Arizona Aviation Hall of Fame
Enshrined 2000

Janet Harmon Bragg was born in Griffin, Georgia and grew up in Chicago, Illinois. She became a Registered Nurse in the early 1930s. In 1933, at the age of 21, Janet Harmon Bragg started flying lessons and soon earned a Private Pilot License.

She then persuaded the Village of Robins, Illinois to provide land for an airport and helped to found the Challenger Flying Club based at Robins Airport.

Bragg encouraged other women to also take flying lessons. The Challenger Flying Club grew. When not working or flying, Janet Harmon Bragg was active in politics. When our nation began to prepare for WWII, Janet was very actively promoting both black men and women for active roles in military aviation.

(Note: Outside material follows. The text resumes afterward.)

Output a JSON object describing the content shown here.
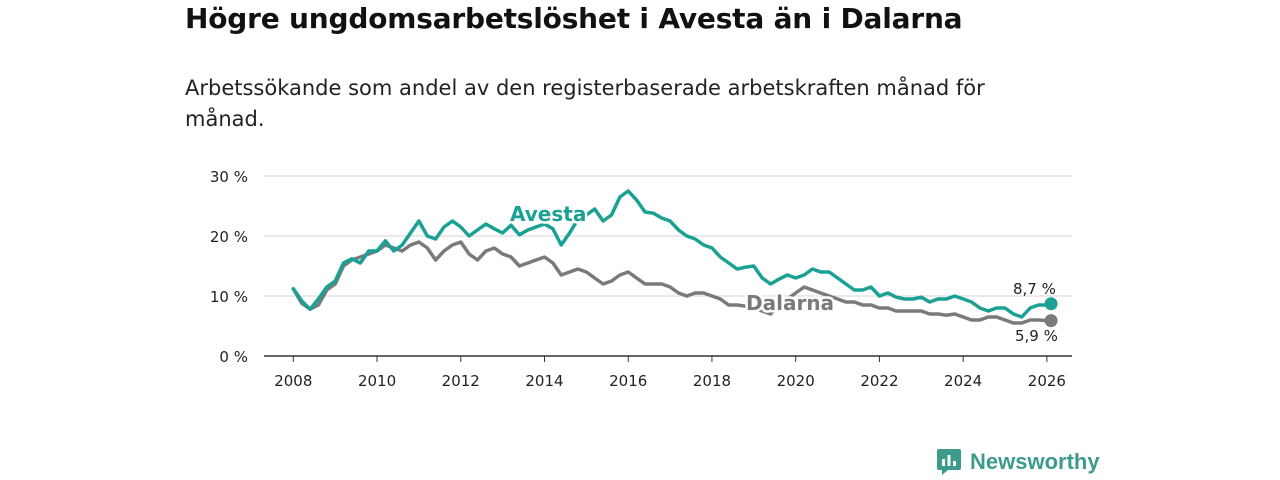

Janet Bragg was instrumental in the U.S. Army Air Corps’ opening flight training for black pilots at five locations, including Tuskegee Institute.

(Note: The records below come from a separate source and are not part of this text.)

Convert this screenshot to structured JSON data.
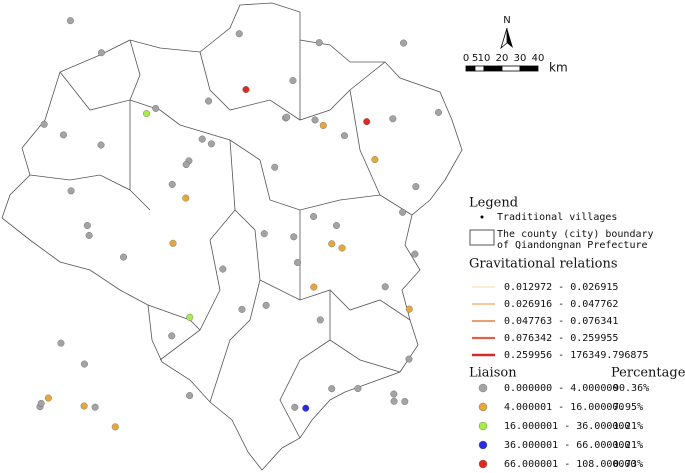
{
  "north": "N",
  "scale_bar": {
    "labels": [
      "0",
      "5",
      "10",
      "20",
      "30",
      "40"
    ],
    "unit": "km"
  },
  "legend": {
    "title": "Legend",
    "items": [
      {
        "label": [
          "Traditional villages"
        ]
      },
      {
        "label": [
          "The county (city) boundary",
          "of Qiandongnan Prefecture"
        ]
      }
    ]
  },
  "gravitational_relations": {
    "title": "Gravitational relations",
    "classes": [
      {
        "range": "0.012972 - 0.026915",
        "color": "#f6dcaa"
      },
      {
        "range": "0.026916 - 0.047762",
        "color": "#f0b878"
      },
      {
        "range": "0.047763 - 0.076341",
        "color": "#e9925e"
      },
      {
        "range": "0.076342 - 0.259955",
        "color": "#df6048"
      },
      {
        "range": "0.259956 - 176349.796875",
        "color": "#d42a2a"
      }
    ]
  },
  "liaison": {
    "title": "Liaison",
    "percentage_header": "Percentage",
    "classes": [
      {
        "range": "0.000000 - 4.000000",
        "percentage": "90.36%",
        "color": "#a3a3a3"
      },
      {
        "range": "4.000001 - 16.000000",
        "percentage": "7.95%",
        "color": "#e6a83a"
      },
      {
        "range": "16.000001 - 36.000000",
        "percentage": "1.21%",
        "color": "#a8ec48"
      },
      {
        "range": "36.000001 - 66.000000",
        "percentage": "1.21%",
        "color": "#2a2ae0"
      },
      {
        "range": "66.000001 - 108.000000",
        "percentage": "0.73%",
        "color": "#e02a20"
      }
    ]
  }
}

Janet Harmon Bragg spent the major part of her life encouraging blacks to become active in aviation. She was an active pilot for over 35 years, earned a Commercial Pilot License and logged over 2,000 flying hours. In 1984, Bragg was honored by the University of Arizona Black Alumni Association as the first black woman to receive a commercial pilot’s license in the USA. She also was presented the Certificate of Appreciation by the FAA and was awarded the Bishop Wright Air Industry Award for her contributions to aviation by the U.S. Department of Transportation.


Gerald Brown

Arizona Aviation Hall of Fame
Enshrined 1995

Gerald Brown was born in Globe, Arizona. A veteran of two wars, he received his U.S. Army Air Force commission in 1943 and went to England with the 55th Fighter Group. Flying P-38s, he became an ace by shooting down five enemy planes and damaging another. In 1944 he bailed out of a burning P-51, evaded German capture and was picked up by the World War II French Underground. Returning to the U.S., he held several key stateside posts before entering combat in Korea.

In November 1950 he was shot down by ground fire and held prisoner until September 1953. Later he served in France with a reconnaissance wing as operations director. Then he was sent to Washington, D.C., for a three-year tour with the Federal Aviation Administration. At the time of his retirement in 1967 he was wing commander at Luke Air Force Base, Arizona. During a distinguished Air Force career, Colonel Brown earned numerous decorations for valor, including the Distinguished Flying Cross with four clusters, Bronze Star, Legion of Merit, French Croix de Guerre and others. A former president of American Fighter Aces, he now chairs its museum foundation.